- Born: Peter William Horby
- Education: University College London (MBBS) London School of Hygiene and Tropical Medicine (PhD)
- Scientific career
- Workplaces: University of Oxford
- Thesis: Avian, inter-pandemic, and pandemic influenza in Vietnam
- Doctoral advisor: Neal Alexander
- Website: www.ndm.ox.ac.uk/team/peter-horby

= Peter Horby =

British physician and epidemiologist

Sir Peter William Horby is a British physician, epidemiologist, Moh Family Foundation Professor of Emerging Infections and Global Health, and Director of the Pandemic Sciences Institute at the University of Oxford. He is the founder, and former director of the Oxford University Clinical Research Unit in Hanoi, Vietnam which was founded in 2006. In 2014, Horby established the Epidemic Research Group Oxford (ERGO). ERGO incorporates a number of international projects such as the European Commission funded PREPARE, the African coaLition for Epidemic Research, Response and Training (ALERRT), and the International Severe Acute Respiratory and emerging Infection Consortium (ISARIC). Since 2016, Horby has been chair and executive director of ISARIC.

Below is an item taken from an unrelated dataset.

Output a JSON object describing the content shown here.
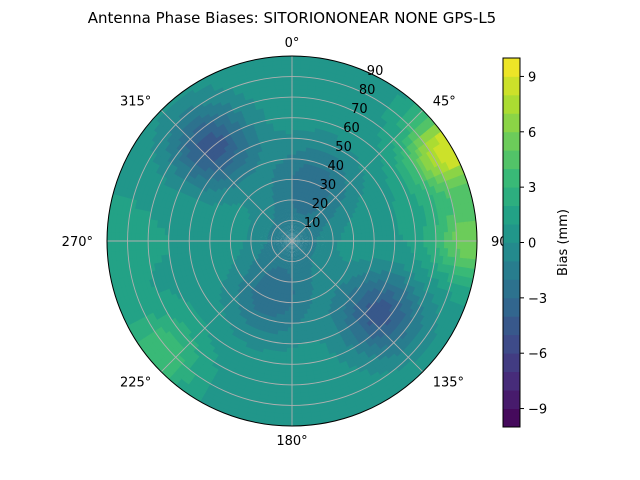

Horby specialises in emerging and epidemic infectious diseases. He is the co-chief investigator of the RECOVERY Trial into drugs for COVID-19 (the largest clinical trial of COVID-19 in the world) alongside Martin Landray. In June 2020, he gave a statement at 10 Downing Street alongside the Prime Minister and Chief Scientific Adviser announcing the first positive trial results of the first life-saving COVID-19 drug, Dexamethasone. He is the primary author on the published preliminary report.

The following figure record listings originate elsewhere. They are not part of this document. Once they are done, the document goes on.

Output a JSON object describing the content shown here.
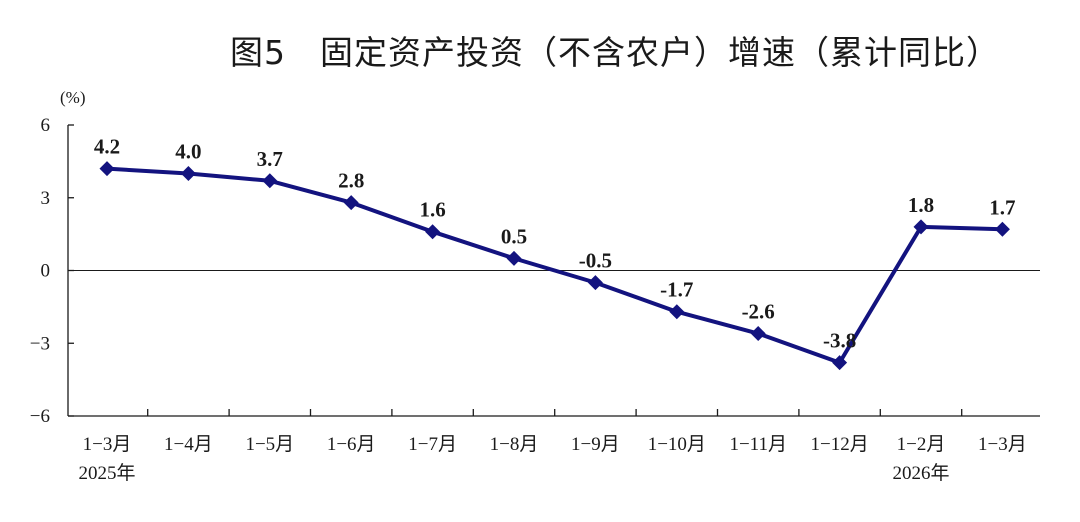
{
  "title": "图5　固定资产投资（不含农户）增速（累计同比）",
  "colors": {
    "line": "#13137f",
    "axis": "#1a1a1a",
    "text": "#1a1a1a"
  },
  "chart_data": {
    "type": "line",
    "title": "图5　固定资产投资（不含农户）增速（累计同比）",
    "ylabel": "(%)",
    "xlabel": "",
    "ylim": [
      -6,
      6
    ],
    "yticks": [
      6,
      3,
      0,
      -3,
      -6
    ],
    "ytick_labels": [
      "6",
      "3",
      "0",
      "−3",
      "−6"
    ],
    "grid": false,
    "categories": [
      "1−3月",
      "1−4月",
      "1−5月",
      "1−6月",
      "1−7月",
      "1−8月",
      "1−9月",
      "1−10月",
      "1−11月",
      "1−12月",
      "1−2月",
      "1−3月"
    ],
    "year_labels": [
      {
        "index": 0,
        "text": "2025年"
      },
      {
        "index": 10,
        "text": "2026年"
      }
    ],
    "series": [
      {
        "values": [
          4.2,
          4.0,
          3.7,
          2.8,
          1.6,
          0.5,
          -0.5,
          -1.7,
          -2.6,
          -3.8,
          1.8,
          1.7
        ],
        "labels": [
          "4.2",
          "4.0",
          "3.7",
          "2.8",
          "1.6",
          "0.5",
          "-0.5",
          "-1.7",
          "-2.6",
          "-3.8",
          "1.8",
          "1.7"
        ],
        "marker": "diamond"
      }
    ]
  }
}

From 2020 to 2022, Horby was one of the attendees of the Scientific Advisory Group for Emergencies (SAGE) He is the chair of the New and Emerging Respiratory Virus Threats Advisory Group (NERVTAG).

Horby was knighted in the 2021 Birthday Honours for services to medical research. Also in 2021, he was elected a Fellow of the Academy of Medical Sciences and in 2024 a Fellow of the Royal Society.